Putting The ‘I’​ Back Into ‘Team’​

I’ve always been slightly uncomfortable with the “there’s no ‘I’ in team” mantra. I get what it’s trying to do – to remove ego, to put the team before self. And I agree with that. But in the phrase, I also read a subtle undercurrent of ‘individuals don’t matter – don’t rock the boat’.

Teams are made up of individuals – all of whom matter hugely. And in order to create high performing teams, we need individuals who show up fully, who have the integrity to do the right thing, the courage to make a suggestion – or disagree with one, the dedication to commit to team goals even at the expense of functional goals.

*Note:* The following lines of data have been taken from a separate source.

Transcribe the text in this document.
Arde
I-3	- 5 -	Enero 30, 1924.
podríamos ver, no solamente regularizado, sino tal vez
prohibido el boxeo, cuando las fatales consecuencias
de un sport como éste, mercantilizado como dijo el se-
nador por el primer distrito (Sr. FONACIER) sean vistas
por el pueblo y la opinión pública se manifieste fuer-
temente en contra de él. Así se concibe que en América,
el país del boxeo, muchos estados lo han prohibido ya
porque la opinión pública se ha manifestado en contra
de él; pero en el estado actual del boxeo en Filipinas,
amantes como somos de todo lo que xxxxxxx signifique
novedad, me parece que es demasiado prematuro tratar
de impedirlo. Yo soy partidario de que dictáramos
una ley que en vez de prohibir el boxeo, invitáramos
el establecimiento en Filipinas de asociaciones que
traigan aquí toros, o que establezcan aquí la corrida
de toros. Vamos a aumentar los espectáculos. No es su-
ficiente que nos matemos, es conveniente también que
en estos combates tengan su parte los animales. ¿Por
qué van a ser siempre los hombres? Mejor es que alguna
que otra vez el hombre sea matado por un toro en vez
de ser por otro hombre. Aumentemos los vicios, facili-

It’s hard not to let ego or fear get in the way. Because a team is much more than a group of well qualified, experienced and hard-working individuals – it’s a huge number of relationships: The pair that started on the same day, the three that go for coffee together, the four that support the same club, the five that did the charity cycle – and on and on. In a team of 7 people there are 94 sets of relationships (pairs, trios, etc.). And the strength of the team lies in the strength of those 94 relationships.

Team purpose, values, goals all help to build and sustain the team. But at the heart of every great team is trust. Lencioni talks about trusting enough to allow ourselves be vulnerable. And in order to do our best creative work, to float the mad suggestion, to believe in the ambitious vision, to have tough conversations – we have got to put ego aside and allow ourselves to be vulnerable. And we can only do that if we know the rest of the team has our back.

Creating the environment where each individual can show up fully is difficult work that takes time and real skill.  It’s the mark of a great leader.